We were crunched for time as we left this for last, thinking it would be the easy part, so we were ready to lower our expectations when it came to absolute historicity. We were figuring out what to do about a week before the actual Event, and drinking wine and I think it was Monkey who came up with the great idea of a fennel salad. It sounded so fresh and amazing we HAD to do it! Fennel surely existed in period, and we already had the definition of a salad, and it was in season, so we were off!
And that’s how I got All The Fennel in the Township sent to my house via PeaPod delivery service on a dark, Wednesday night in November. I ordered 24 heads; they delivered 20 with their regrets.

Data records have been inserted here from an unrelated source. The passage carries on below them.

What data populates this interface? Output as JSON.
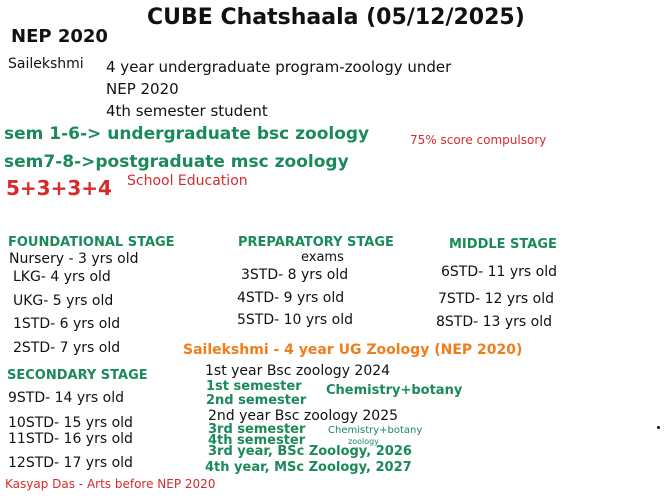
{
  "colors": {
    "text": "#111111",
    "green": "#1b8a5a",
    "red": "#d62b2b",
    "orange": "#ef7d1a",
    "background": "#ffffff"
  },
  "header": {
    "title": "CUBE Chatshaala (05/12/2025)",
    "nep": "NEP 2020"
  },
  "intro": {
    "name": "Sailekshmi",
    "line1": "4 year undergraduate program-zoology under",
    "line2": "NEP 2020",
    "line3": "4th semester student"
  },
  "sems": {
    "ug": "sem 1-6-> undergraduate bsc zoology",
    "score": "75% score compulsory",
    "pg": "sem7-8->postgraduate msc zoology"
  },
  "school": {
    "formula": "5+3+3+4",
    "label": "School Education"
  },
  "stages": {
    "foundational": {
      "heading": "FOUNDATIONAL STAGE",
      "items": [
        "Nursery - 3 yrs old",
        "LKG- 4 yrs old",
        "UKG- 5 yrs old",
        "1STD- 6 yrs old",
        "2STD- 7 yrs old"
      ]
    },
    "preparatory": {
      "heading": "PREPARATORY STAGE",
      "note": "exams",
      "items": [
        "3STD- 8 yrs old",
        "4STD- 9 yrs old",
        "5STD- 10 yrs old"
      ]
    },
    "middle": {
      "heading": "MIDDLE STAGE",
      "items": [
        "6STD- 11 yrs old",
        "7STD- 12 yrs old",
        "8STD- 13 yrs old"
      ]
    },
    "secondary": {
      "heading": "SECONDARY STAGE",
      "items": [
        "9STD- 14 yrs old",
        "10STD- 15 yrs old",
        "11STD- 16 yrs old",
        "12STD- 17 yrs old"
      ]
    }
  },
  "ug": {
    "heading": "Sailekshmi - 4 year UG Zoology (NEP 2020)",
    "year1": "1st year Bsc zoology 2024",
    "sem1": "1st semester",
    "sem2": "2nd semester",
    "chem1": "Chemistry+botany",
    "year2": "2nd year Bsc zoology 2025",
    "sem3": "3rd semester",
    "sem4": "4th semester",
    "chem2": "Chemistry+botany",
    "zoology": "zoology",
    "year3": "3rd year, BSc Zoology, 2026",
    "year4": "4th year, MSc Zoology, 2027"
  },
  "footer": {
    "note": "Kasyap Das - Arts before NEP 2020"
  }
}
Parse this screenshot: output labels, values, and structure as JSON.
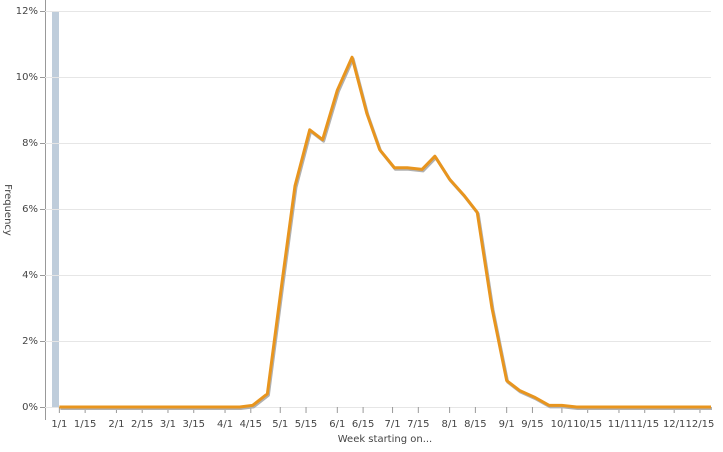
{
  "chart_data": {
    "type": "line",
    "y_label": "Frequency",
    "x_label": "Week starting on...",
    "x": [
      0,
      98,
      105,
      113,
      121,
      128,
      136,
      143,
      151,
      159,
      167,
      174,
      182,
      189,
      197,
      204,
      212,
      220,
      227,
      235,
      243,
      250,
      258,
      266,
      273,
      281,
      354
    ],
    "series": [
      {
        "color": "#e8951e",
        "values": [
          0,
          0,
          0.05,
          0.4,
          3.8,
          6.7,
          8.4,
          8.1,
          9.6,
          10.6,
          8.9,
          7.8,
          7.25,
          7.25,
          7.2,
          7.6,
          6.9,
          6.4,
          5.9,
          3.0,
          0.8,
          0.5,
          0.3,
          0.05,
          0.05,
          0,
          0
        ]
      }
    ],
    "xlim": [
      -4,
      354
    ],
    "xticks": [
      {
        "value": 0,
        "label": "1/1"
      },
      {
        "value": 14,
        "label": "1/15"
      },
      {
        "value": 31,
        "label": "2/1"
      },
      {
        "value": 45,
        "label": "2/15"
      },
      {
        "value": 59,
        "label": "3/1"
      },
      {
        "value": 73,
        "label": "3/15"
      },
      {
        "value": 90,
        "label": "4/1"
      },
      {
        "value": 104,
        "label": "4/15"
      },
      {
        "value": 120,
        "label": "5/1"
      },
      {
        "value": 134,
        "label": "5/15"
      },
      {
        "value": 151,
        "label": "6/1"
      },
      {
        "value": 165,
        "label": "6/15"
      },
      {
        "value": 181,
        "label": "7/1"
      },
      {
        "value": 195,
        "label": "7/15"
      },
      {
        "value": 212,
        "label": "8/1"
      },
      {
        "value": 226,
        "label": "8/15"
      },
      {
        "value": 243,
        "label": "9/1"
      },
      {
        "value": 257,
        "label": "9/15"
      },
      {
        "value": 273,
        "label": "10/1"
      },
      {
        "value": 287,
        "label": "10/15"
      },
      {
        "value": 304,
        "label": "11/1"
      },
      {
        "value": 318,
        "label": "11/15"
      },
      {
        "value": 334,
        "label": "12/1"
      },
      {
        "value": 348,
        "label": "12/15"
      }
    ],
    "ylim": [
      0,
      12
    ],
    "yticks": [
      {
        "value": 0,
        "label": "0%"
      },
      {
        "value": 2,
        "label": "2%"
      },
      {
        "value": 4,
        "label": "4%"
      },
      {
        "value": 6,
        "label": "6%"
      },
      {
        "value": 8,
        "label": "8%"
      },
      {
        "value": 10,
        "label": "10%"
      },
      {
        "value": 12,
        "label": "12%"
      }
    ],
    "grid": true
  }
}
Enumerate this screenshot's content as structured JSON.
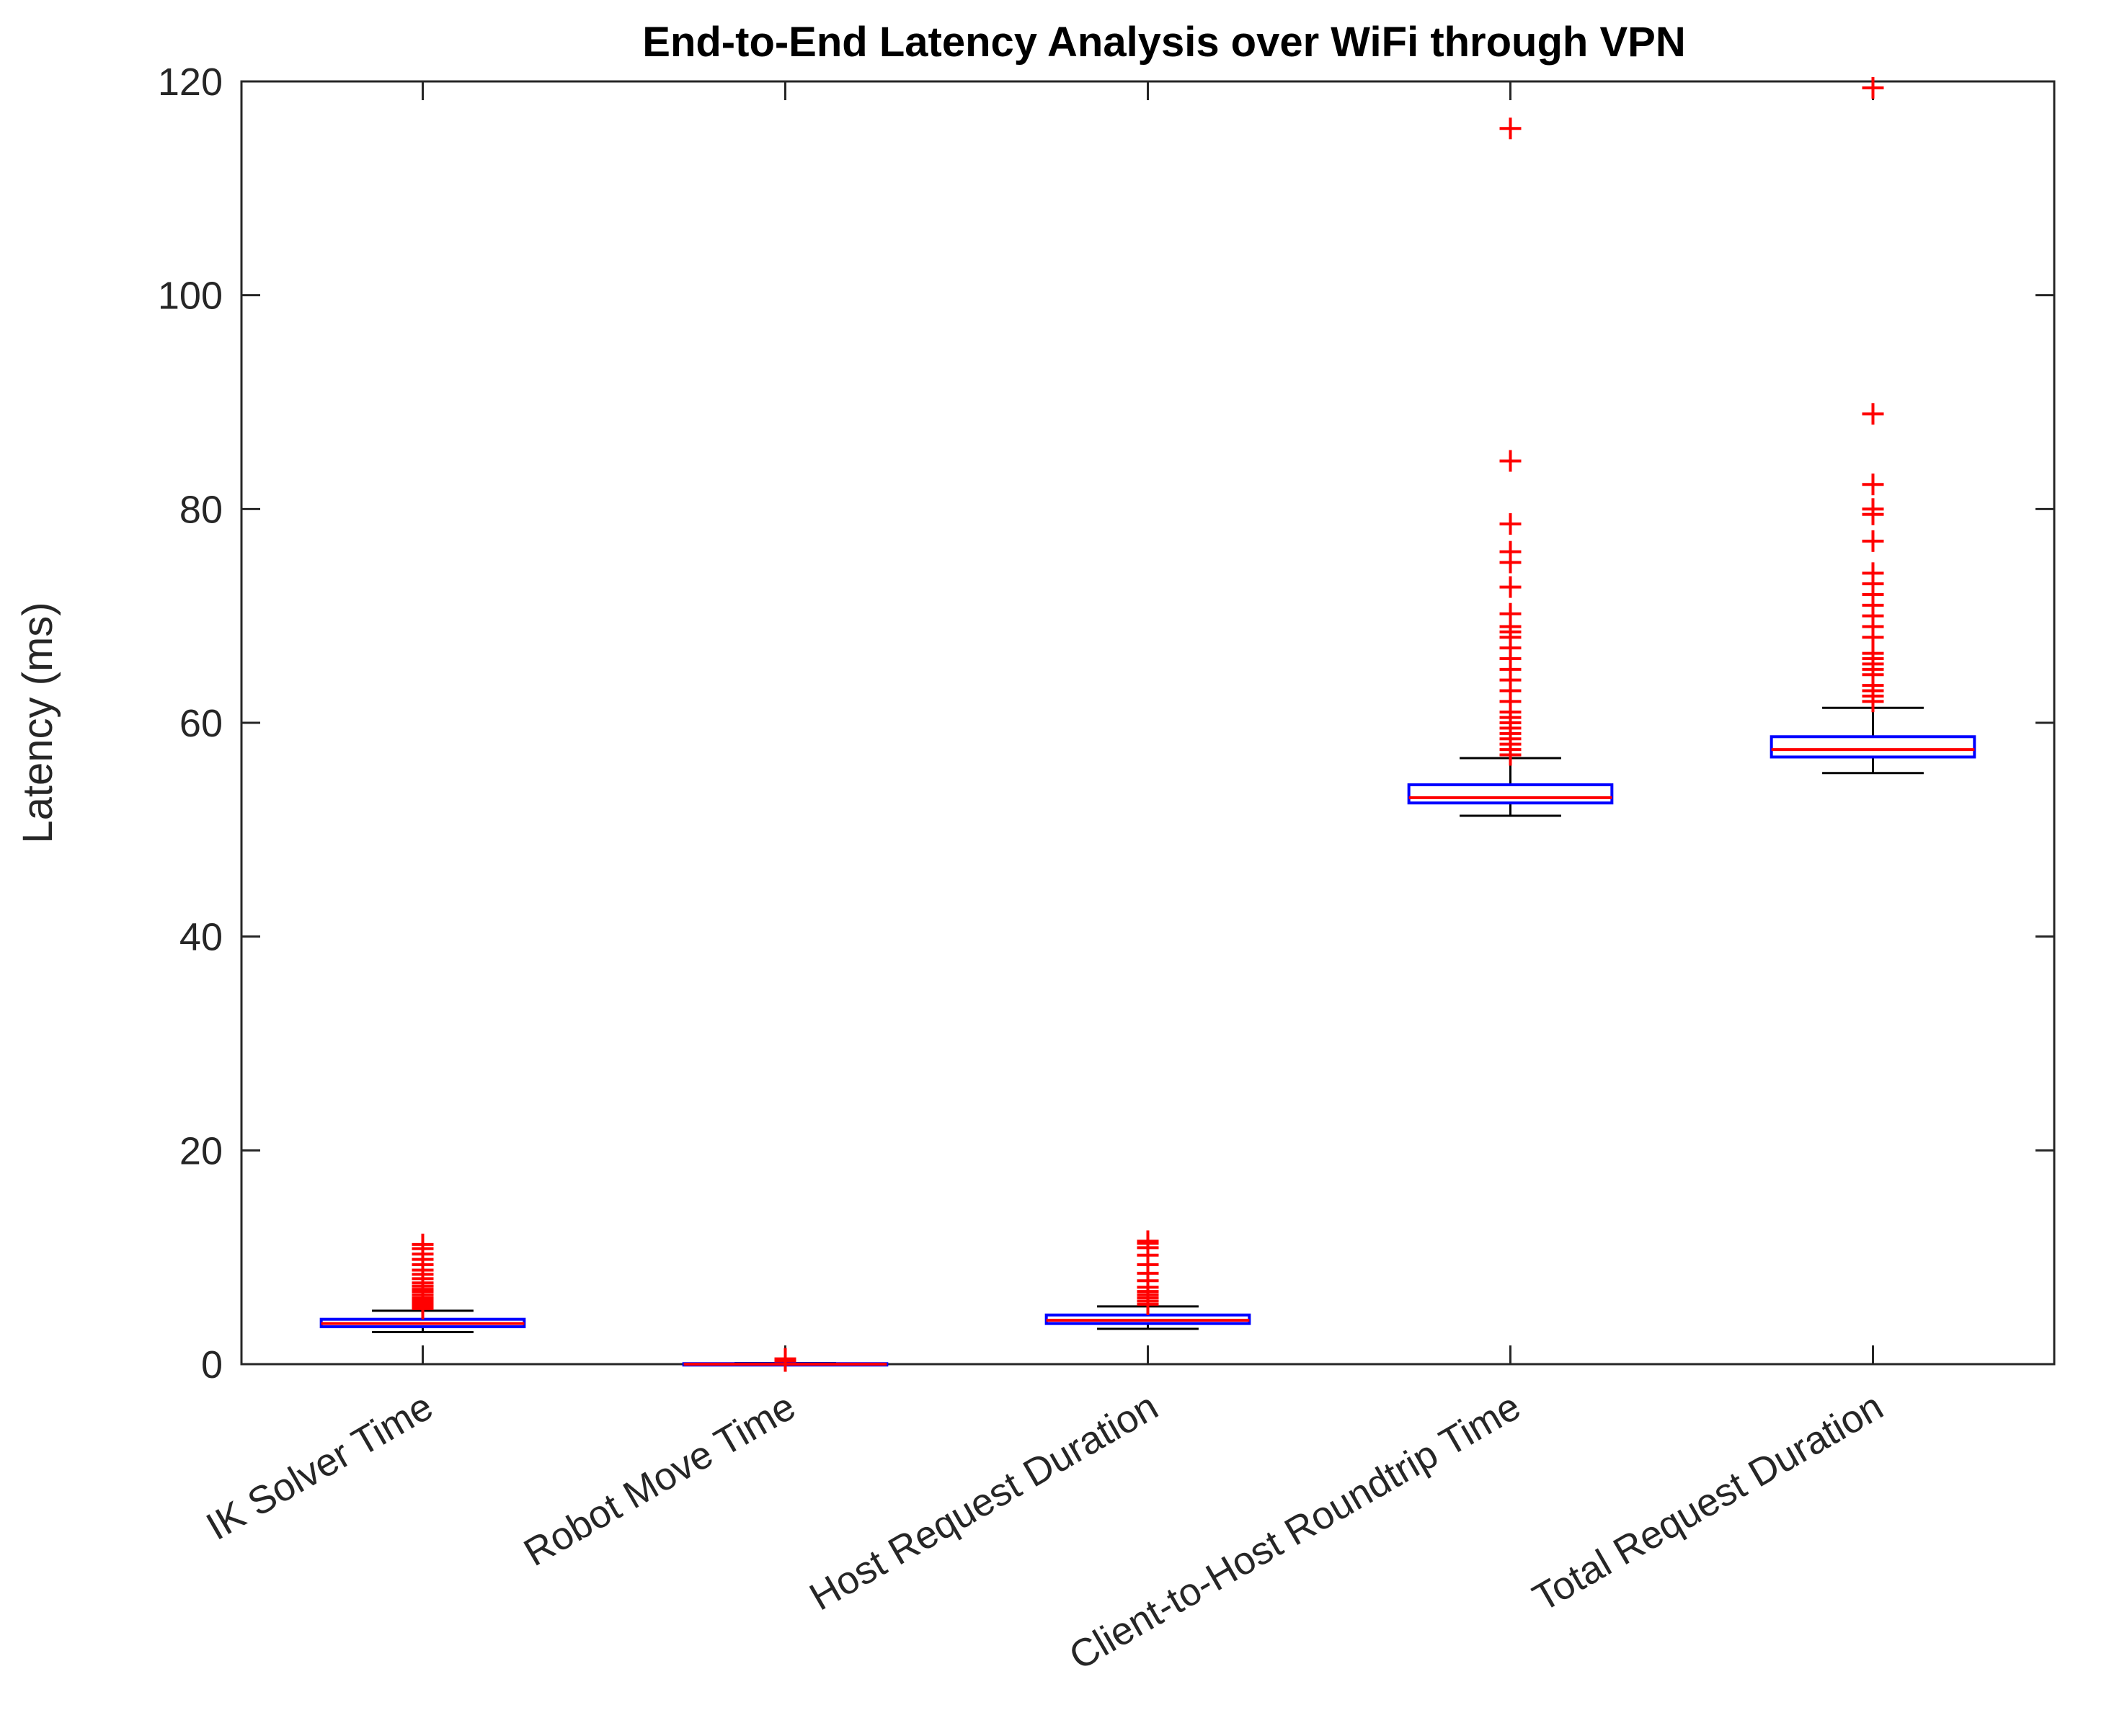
{
  "chart_data": {
    "type": "box",
    "title": "End-to-End Latency Analysis over WiFi through VPN",
    "xlabel": "",
    "ylabel": "Latency (ms)",
    "ylim": [
      0,
      120
    ],
    "yticks": [
      0,
      20,
      40,
      60,
      80,
      100,
      120
    ],
    "grid": false,
    "colors": {
      "box": "#0000ff",
      "median": "#ff0000",
      "whisker": "#000000",
      "outlier": "#ff0000",
      "axis": "#262626"
    },
    "categories": [
      "IK Solver Time",
      "Robot Move Time",
      "Host Request Duration",
      "Client-to-Host Roundtrip Time",
      "Total Request Duration"
    ],
    "boxes": [
      {
        "name": "IK Solver Time",
        "whisker_low": 3.0,
        "q1": 3.5,
        "median": 3.8,
        "q3": 4.2,
        "whisker_high": 5.0,
        "outliers": [
          5.2,
          5.4,
          5.6,
          5.8,
          6.0,
          6.2,
          6.5,
          6.8,
          7.0,
          7.3,
          7.6,
          8.0,
          8.4,
          8.8,
          9.3,
          9.8,
          10.3,
          10.8,
          11.2
        ]
      },
      {
        "name": "Robot Move Time",
        "whisker_low": 0.0,
        "q1": 0.0,
        "median": 0.0,
        "q3": 0.05,
        "whisker_high": 0.1,
        "outliers": [
          0.3,
          0.5
        ]
      },
      {
        "name": "Host Request Duration",
        "whisker_low": 3.3,
        "q1": 3.8,
        "median": 4.1,
        "q3": 4.6,
        "whisker_high": 5.4,
        "outliers": [
          5.6,
          5.9,
          6.2,
          6.5,
          6.8,
          7.2,
          7.8,
          8.5,
          9.3,
          10.2,
          10.9,
          11.3,
          11.5
        ]
      },
      {
        "name": "Client-to-Host Roundtrip Time",
        "whisker_low": 51.3,
        "q1": 52.5,
        "median": 53.0,
        "q3": 54.2,
        "whisker_high": 56.7,
        "outliers": [
          57.0,
          57.5,
          58.0,
          58.5,
          59.0,
          59.5,
          60.0,
          60.5,
          61.0,
          62.0,
          63.0,
          64.0,
          65.0,
          66.0,
          67.0,
          68.0,
          68.5,
          69.0,
          70.2,
          72.7,
          75.0,
          76.0,
          78.6,
          84.5,
          115.6
        ]
      },
      {
        "name": "Total Request Duration",
        "whisker_low": 55.3,
        "q1": 56.8,
        "median": 57.5,
        "q3": 58.7,
        "whisker_high": 61.4,
        "outliers": [
          62.0,
          62.5,
          63.0,
          63.5,
          64.5,
          65.0,
          65.5,
          66.0,
          66.5,
          68.0,
          69.0,
          70.0,
          71.0,
          72.0,
          73.0,
          74.0,
          77.0,
          79.5,
          80.0,
          82.3,
          88.9,
          119.4
        ]
      }
    ]
  }
}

The following day was our Baronial meeting, so we bundled up all the fennel in a human body sized garbage bag and I took the fennel for a ride to the library. Lady Monkey transferred it to her car and then on Friday, she cleaned, and used the food processor of DOOM to slice it all up and package it so it would stay fresh.
On the day of the event, I put my best saucier, Rigel, on the job of creating The Dressing. We also happened to have a bunch of parsley left over (I overbought at Restaurant Depot). The best part of the salad was that it was very lightly dressed, in a lemon juice, lemon zest, olive oil and white balsamic vinegar dressing, with (I believe) a bit of fresh chopped garlic and some salt and pepper. It was dressed just a moment before going out the door and people RAVED about it. I have never seen people totally finish a bowl of salad at a feast like that before, nor have I seen them bag it up and take it home!